Walden is melting apace. There is a canal two rods wide along the northerly and westerly sides, and wider still at the east end. A great field of ice has cracked off from the main body. I hear a song sparrow singing from the bushes on the shore -- olit, olit, olit, -- chip, chip, chip, che char, -- che wiss, wiss, wiss. He too is helping to crack it. - Thoreau, Walden
The backyard, late last week. Still snowy.
The snow is melting, the rains are falling, and spring is dropping some pretty strong hints of its imminent arrival. Folks all around the New River Valley are noting this warming - a friend at work paused in her tasks, giddily telling me that her husband called just to tell her that "the last of the snow finally melted in our yard." It's been a long, hard winter here, and we've had snow on the ground for months.
Hammock, awaiting spring.
As I write this it's just six days away from the Vernal Equinox, which officially occurs next Saturday, March 20, at 1:32 EDT. Astronomically speaking, the equinox occurs at the point when the sun crosses the equator as it moves from south to north. Day and night are roughly equal then - hence, "equinox." Here's a nifty image that shows the Earth's alignment with the sun:
Practically speaking, it means that Spring begins in just a few days, as that big ol' nearby star continues to warm our little green planet. At least that's true in the Northern Hemisphere, but our friends down below the equator will be experiencing their Autumnal Equinox, as fall starts for them.

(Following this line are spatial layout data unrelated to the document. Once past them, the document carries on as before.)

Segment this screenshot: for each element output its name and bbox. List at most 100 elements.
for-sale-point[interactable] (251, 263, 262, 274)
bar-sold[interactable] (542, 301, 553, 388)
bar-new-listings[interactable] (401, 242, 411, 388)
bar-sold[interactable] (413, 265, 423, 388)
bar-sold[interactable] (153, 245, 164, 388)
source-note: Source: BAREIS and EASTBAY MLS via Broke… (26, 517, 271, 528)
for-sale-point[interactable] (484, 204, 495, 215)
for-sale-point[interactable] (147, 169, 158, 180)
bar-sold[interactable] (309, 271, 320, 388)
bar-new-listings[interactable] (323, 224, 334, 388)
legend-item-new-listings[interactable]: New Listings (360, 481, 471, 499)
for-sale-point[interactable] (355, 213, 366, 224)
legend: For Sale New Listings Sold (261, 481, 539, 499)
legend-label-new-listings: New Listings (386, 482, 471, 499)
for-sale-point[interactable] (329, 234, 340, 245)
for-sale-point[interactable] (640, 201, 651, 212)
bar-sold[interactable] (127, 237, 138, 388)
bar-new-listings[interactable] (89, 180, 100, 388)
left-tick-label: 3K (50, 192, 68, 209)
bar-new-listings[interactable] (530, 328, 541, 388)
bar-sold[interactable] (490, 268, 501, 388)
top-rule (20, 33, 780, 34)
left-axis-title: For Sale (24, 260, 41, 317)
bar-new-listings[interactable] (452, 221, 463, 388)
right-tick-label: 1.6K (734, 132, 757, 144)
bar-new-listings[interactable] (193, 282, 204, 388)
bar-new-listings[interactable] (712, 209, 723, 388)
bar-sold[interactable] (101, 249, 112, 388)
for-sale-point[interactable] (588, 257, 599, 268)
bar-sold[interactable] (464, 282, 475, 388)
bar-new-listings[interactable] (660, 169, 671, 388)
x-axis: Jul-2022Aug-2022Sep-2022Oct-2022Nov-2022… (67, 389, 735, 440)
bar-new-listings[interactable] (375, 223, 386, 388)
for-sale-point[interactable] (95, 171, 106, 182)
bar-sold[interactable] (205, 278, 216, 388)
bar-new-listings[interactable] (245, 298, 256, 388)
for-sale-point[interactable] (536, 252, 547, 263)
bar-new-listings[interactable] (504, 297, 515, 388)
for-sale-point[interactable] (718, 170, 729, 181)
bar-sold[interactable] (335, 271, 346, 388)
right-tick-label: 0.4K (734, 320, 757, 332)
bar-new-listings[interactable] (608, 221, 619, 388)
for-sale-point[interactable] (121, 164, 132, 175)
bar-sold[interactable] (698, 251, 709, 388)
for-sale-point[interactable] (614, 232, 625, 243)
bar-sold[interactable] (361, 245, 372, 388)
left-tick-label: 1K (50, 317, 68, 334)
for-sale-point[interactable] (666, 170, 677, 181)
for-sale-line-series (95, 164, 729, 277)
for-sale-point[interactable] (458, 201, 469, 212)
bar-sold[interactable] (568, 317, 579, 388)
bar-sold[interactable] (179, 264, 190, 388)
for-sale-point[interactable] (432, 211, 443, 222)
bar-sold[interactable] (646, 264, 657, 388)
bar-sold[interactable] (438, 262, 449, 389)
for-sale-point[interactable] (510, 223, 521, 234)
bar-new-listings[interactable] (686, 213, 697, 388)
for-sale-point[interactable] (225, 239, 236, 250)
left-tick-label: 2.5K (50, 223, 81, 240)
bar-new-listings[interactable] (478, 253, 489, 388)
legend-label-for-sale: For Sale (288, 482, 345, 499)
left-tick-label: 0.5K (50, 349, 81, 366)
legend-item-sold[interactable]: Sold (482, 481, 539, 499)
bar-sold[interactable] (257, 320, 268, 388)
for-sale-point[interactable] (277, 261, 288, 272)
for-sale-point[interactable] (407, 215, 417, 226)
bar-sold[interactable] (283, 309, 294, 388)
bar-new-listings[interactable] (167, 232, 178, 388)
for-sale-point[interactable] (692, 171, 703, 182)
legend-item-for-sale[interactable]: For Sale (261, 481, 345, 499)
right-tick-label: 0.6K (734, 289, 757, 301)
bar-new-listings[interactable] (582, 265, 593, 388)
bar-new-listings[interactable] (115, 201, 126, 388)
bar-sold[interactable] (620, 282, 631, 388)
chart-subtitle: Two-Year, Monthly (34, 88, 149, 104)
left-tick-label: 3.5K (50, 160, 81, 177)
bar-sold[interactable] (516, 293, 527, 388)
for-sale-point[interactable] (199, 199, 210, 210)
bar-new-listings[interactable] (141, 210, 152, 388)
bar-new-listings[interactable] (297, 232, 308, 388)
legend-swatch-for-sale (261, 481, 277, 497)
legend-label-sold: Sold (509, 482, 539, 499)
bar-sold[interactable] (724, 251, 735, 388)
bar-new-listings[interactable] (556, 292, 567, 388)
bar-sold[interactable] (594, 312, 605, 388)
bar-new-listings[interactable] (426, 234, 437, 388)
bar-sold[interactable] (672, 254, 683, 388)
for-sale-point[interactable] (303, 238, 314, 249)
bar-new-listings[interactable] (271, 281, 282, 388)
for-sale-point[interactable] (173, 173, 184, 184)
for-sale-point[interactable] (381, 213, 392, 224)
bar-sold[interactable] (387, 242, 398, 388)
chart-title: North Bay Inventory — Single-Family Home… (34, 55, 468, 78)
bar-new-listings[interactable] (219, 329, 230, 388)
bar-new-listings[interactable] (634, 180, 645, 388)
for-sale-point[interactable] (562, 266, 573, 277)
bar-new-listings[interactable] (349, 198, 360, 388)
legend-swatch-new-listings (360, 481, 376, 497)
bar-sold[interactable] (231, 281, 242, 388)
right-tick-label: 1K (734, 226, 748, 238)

Dog toys, long covered with snow, emerge during the Great Melting
On the family front, we witnessed a decline in our parents' health, with my mother moving to an assisted living facility near our house on New Years' Eve, which is the major reason that this blog has been neglected over the winter. We packed my mother's house, moved her here, and have been settling her in and dealing with her various health issues since she arrived. But spring is almost here, and the song sparrow will soon be singing from the bushes. We're quite ready for it, thank you.